Шпион еще не закончил передачу, когда у входа в пещеру раздалось негромкое "руки вверх!".

А на следующий день в санатории была прощальная линейка. Ребята стояли грустные - никому не хотелось уезжать.

Вдруг на аллее показались пограничники.

Один из них подошел к директору санатория, пожал ему руку и повернулся к ребятам.

- Вы молодцы, - сказал он. - Настоящие пионеры. Трое из вас помогли нам поймать шпиона. Мы награждаем их Почетными грамотами…

Понятно, что после такого рассказа Коля стал в кизимовской беседке своим человеком.

* * *

О Коле Петренко рассказала мне Мария Ивановна. И посоветовала обязательно с ним познакомиться. Живет он теперь не на Ульяновской, но соседи, сроднившиеся в годы войны, знают новый адрес Николая Алексеевича.

- Кстати, - сказала Мария Ивановна, - когда будете в этом дворе, зайдите к Александру Семеновичу Пономаренко и к Юлии Афанасьевне Остапенко. Им есть что рассказать. А Яшу Загребельного не разыскали? Тут он где-то, в Ростове. Квартиру с удобствами получил. И Ксения Ивановна еще жива, мать Яши.

Делаю пометки в блокноте: Яков Власович Загребельный. Адресный стол. Найти обязательно.

А Николая Алексеевича Петренко и впрямь удалось разыскать без адресного стола. Юлия Афанасьевна Остапенко сказала, что проводит до самой двери - Коля живет совсем рядом, на улице Баумана.

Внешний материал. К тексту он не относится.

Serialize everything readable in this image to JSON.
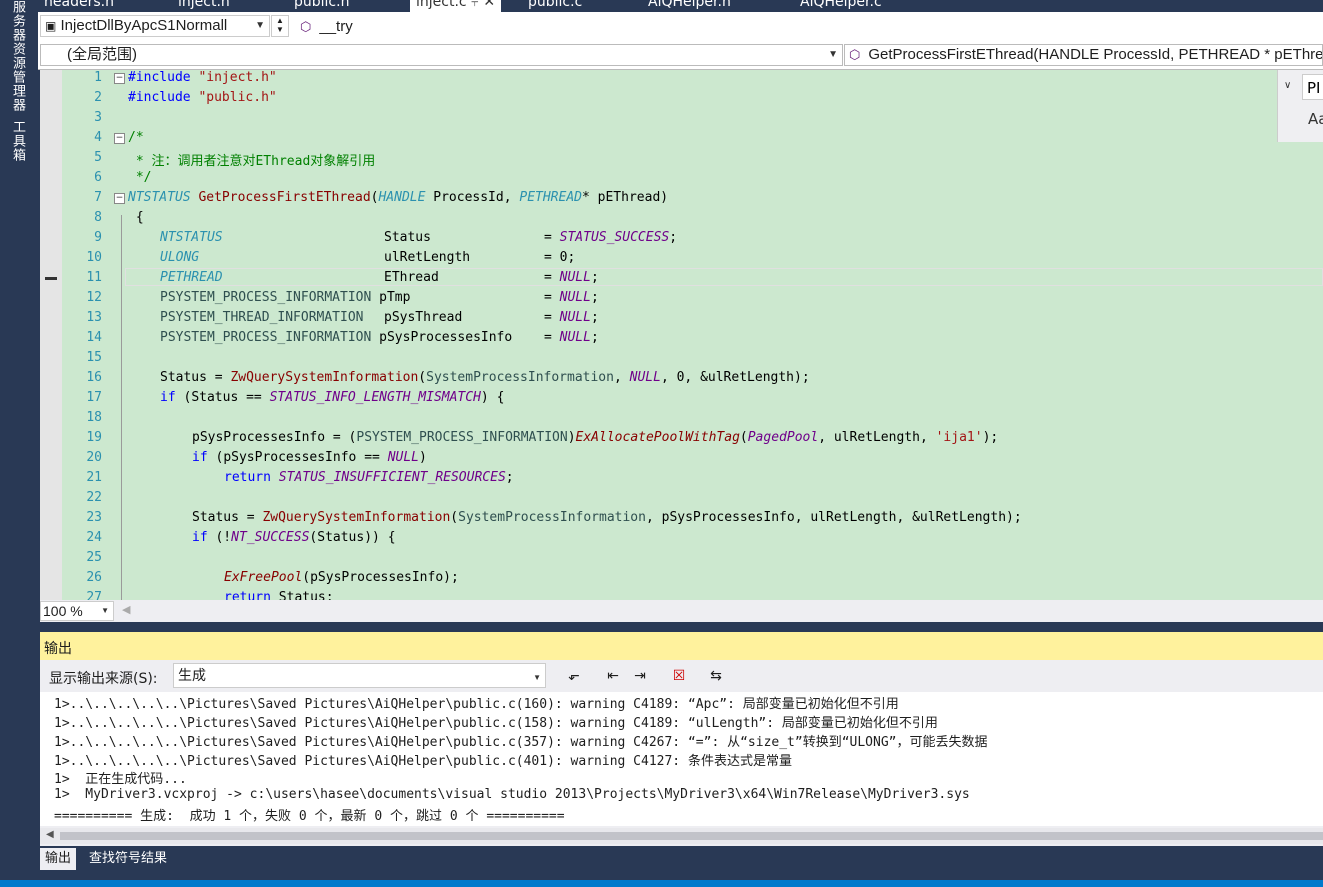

- Очень он стеснительный, так вы уж его как следует допросите, - наставляла меня Юлия Афанасьевна. - Пусть все расскажет. И как командиров спасал - тоже. Они, эти командиры, после войны уже, в сорок шестом, когда с хлебом туго было, целую машину пшеницы во двор привезли. "Берите, - говорят, - люди, должники мы ваши на всю жизнь… А Колька наш где?" - спрашивают. А Коля стоит на крыльце и улыбается. В глазах слезы. Я ему кричу: "Ведро тащи!" А он ни с места. "Ты чего, - спрашиваю, - ревешь никак?" - "Нет, - говорит, - это я от радости, что они живыми с войны повертались…"

Николай Алексеевич и впрямь оказался не из разговорчивых, но это когда речь шла о нем. О своих товарищах он мог говорить часами. Хотя Коля Кизим, Яша, Витя были постарше, а Ваня совсем взрослым, они не гнали от себя ни Толика, ни Игорька, ни его, Колю Петренко. Собравшись в беседке, читали вслух. Про остров сокровищ, про путешествие к центру Земли, про благородного капитана Немо. А книгу о Робинзоне Крузо читали дважды, так понравилась. Подумать только - жить одному! Хорошо хоть Пятница человеком оказался.

Любили мальчишки книги Аркадия Гайдара. Особенно "Школу", "РВС", "Военную тайну". А когда "Пионерская правда" начала печатать повесть "Тимур и его команда", с нетерпением ожидали каждый номер.

- Вот это пацан! - восхищался Тимуром Витя.

- А из таких, как Мишка Квакин, получаются люди, вроде нашего Кости, - сурово сдвигал брови Коля Кизим, и его смуглое лицо темнело.

Костя, пьянчужка и хулиган, был уже совсем взрослый парень. Частенько он появлялся на улице нетрезвым, зло ругался последними словами, не стесняясь ни детей, ни женщин, грозился кого-то убить, кому-то отомстить.

- Шалапут, - коротко говорила Мария Ивановна. - Хоть говори ему, хоть нет - не понимает. Я уж замучилась с ним.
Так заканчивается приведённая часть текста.